Questo passo è importantissimo per innescare il processo di disintossicazione; quindi, ricordarsi la mela al risveglio, prima di assumere qualsiasi altro cibo o sostanza, prima di andare a dormire e a metà mattina o prima del pranzo.

Per non alterare la fondamentale fase catabolica del mattino è molto importante arrivare a passare l’intero arco della mattinata con le sole due mele suddette (nel primo periodo se non bastano si possono aggiungere una o due banane).

PRANZO (2° pasto – D) : E’ necessario in tempi brevi proteggere colazione e pranzo dai cibi inadatti, arrivando a consumare per colazione solo mele rosse Stark e a pranzo a SAZIETA’ tre tipi di frutta dolce, non acida.

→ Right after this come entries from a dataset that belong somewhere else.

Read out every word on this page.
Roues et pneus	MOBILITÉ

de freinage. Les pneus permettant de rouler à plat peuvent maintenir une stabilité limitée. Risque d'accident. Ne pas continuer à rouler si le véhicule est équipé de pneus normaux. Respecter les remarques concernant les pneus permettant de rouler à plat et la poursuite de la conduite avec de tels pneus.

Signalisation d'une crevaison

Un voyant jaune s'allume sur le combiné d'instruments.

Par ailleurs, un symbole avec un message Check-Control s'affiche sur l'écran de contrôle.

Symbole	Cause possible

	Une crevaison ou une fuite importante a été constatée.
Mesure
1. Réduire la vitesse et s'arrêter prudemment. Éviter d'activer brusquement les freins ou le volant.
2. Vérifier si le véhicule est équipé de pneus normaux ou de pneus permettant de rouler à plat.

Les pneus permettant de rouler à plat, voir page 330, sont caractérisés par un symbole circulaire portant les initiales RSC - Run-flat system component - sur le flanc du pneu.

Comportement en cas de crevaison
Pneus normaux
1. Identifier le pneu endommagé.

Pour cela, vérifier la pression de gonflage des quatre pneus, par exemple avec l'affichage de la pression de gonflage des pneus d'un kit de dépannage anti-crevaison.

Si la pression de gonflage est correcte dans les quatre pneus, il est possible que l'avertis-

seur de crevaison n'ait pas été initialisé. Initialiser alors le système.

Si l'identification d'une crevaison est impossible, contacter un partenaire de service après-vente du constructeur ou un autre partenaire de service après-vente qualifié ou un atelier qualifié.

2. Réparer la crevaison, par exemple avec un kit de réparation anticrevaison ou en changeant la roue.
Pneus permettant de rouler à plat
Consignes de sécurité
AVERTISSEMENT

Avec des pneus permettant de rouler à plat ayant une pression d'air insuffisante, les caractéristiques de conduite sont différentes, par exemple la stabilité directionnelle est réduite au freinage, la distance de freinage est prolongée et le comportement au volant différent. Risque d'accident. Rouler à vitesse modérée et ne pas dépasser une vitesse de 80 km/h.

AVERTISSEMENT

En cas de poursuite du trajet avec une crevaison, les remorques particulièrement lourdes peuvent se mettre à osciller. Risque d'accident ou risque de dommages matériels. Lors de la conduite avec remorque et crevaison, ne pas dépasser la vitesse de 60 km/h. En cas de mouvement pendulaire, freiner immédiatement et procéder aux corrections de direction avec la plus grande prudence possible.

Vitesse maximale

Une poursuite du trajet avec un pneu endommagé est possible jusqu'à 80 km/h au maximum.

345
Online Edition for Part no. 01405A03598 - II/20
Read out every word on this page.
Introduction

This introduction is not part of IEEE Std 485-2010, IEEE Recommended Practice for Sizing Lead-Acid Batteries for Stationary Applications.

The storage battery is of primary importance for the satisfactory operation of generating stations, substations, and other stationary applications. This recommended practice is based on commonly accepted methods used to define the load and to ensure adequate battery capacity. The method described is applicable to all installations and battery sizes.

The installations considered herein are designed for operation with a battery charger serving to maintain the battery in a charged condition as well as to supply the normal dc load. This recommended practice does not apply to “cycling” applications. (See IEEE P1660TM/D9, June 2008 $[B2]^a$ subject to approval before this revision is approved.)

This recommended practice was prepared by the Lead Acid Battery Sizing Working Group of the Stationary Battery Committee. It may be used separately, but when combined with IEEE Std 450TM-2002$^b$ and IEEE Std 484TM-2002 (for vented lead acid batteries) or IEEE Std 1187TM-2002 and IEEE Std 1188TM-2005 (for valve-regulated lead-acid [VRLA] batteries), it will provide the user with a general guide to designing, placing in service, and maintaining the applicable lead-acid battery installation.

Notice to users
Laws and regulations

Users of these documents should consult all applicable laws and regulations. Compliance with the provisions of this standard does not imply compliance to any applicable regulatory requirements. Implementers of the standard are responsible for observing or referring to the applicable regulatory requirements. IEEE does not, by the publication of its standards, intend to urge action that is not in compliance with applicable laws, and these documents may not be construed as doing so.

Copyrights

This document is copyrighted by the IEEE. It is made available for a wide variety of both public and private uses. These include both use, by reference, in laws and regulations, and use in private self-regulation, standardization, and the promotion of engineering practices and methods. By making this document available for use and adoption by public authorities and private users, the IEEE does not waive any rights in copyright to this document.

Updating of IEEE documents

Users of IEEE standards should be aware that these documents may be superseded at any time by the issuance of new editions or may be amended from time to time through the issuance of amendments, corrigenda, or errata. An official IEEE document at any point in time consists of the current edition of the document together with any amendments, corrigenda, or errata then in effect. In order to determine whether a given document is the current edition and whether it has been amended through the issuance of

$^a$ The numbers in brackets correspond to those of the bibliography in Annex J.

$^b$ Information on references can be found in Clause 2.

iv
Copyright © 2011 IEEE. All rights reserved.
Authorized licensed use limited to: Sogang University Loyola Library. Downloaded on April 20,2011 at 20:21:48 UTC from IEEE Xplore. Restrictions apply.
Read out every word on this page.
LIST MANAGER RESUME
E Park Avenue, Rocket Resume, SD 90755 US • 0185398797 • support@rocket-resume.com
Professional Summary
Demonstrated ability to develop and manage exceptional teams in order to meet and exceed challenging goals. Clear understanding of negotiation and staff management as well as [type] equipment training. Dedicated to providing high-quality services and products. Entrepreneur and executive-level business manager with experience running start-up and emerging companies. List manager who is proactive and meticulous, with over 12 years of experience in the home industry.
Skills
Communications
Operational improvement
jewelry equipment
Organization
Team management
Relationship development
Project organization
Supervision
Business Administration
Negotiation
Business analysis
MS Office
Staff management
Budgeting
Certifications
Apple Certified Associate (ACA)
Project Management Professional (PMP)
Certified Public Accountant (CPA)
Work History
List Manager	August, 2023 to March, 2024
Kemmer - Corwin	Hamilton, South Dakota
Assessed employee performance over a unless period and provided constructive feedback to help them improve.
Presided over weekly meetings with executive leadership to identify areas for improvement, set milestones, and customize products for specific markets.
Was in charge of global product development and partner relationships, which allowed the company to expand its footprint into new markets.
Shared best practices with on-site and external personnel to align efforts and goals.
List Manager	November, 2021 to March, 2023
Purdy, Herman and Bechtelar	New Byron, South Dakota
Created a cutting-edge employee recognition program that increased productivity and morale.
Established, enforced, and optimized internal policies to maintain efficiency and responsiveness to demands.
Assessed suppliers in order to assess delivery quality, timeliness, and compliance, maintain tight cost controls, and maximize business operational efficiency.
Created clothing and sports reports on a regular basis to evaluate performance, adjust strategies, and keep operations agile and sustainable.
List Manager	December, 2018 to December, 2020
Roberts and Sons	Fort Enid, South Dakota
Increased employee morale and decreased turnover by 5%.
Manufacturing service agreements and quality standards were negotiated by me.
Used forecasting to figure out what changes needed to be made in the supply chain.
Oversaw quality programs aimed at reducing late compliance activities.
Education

La fase prevalentemente catabolica (fase in cui il corpo elimina le tossine, all’incirca 4 ore prima e 4 ore dopo il risveglio) amplifica sia gli effetti positivi del cibo adatto (mela rossa) sia gli effetti negativi di quello non adatto eventualmente assunto a colazione e pranzo.

N.B. Anche colazione e pranzo vanno gradualmente perfezionati arrivando all’avanzatissima impostazione MMA (Mele rosse Stark durante tutto il giorno, quindi a colazione, pranzo e merende, e la sera cena alcalinizzante) che permette massima disintossicazione ed energia nel corso della giornata.

CENA (3° pasto – A) : Durante la cena si mangiano, in sequenza (dal cibo più adatto, nutriente e digeribile a quello meno digeribile), i “cibi” più ALCALINIZZANTI propri della fase alimentare in cui ci si trova (fase onnariana/vegetariana/vegana/fruttariana) secondo la scala di tossicità alimentare.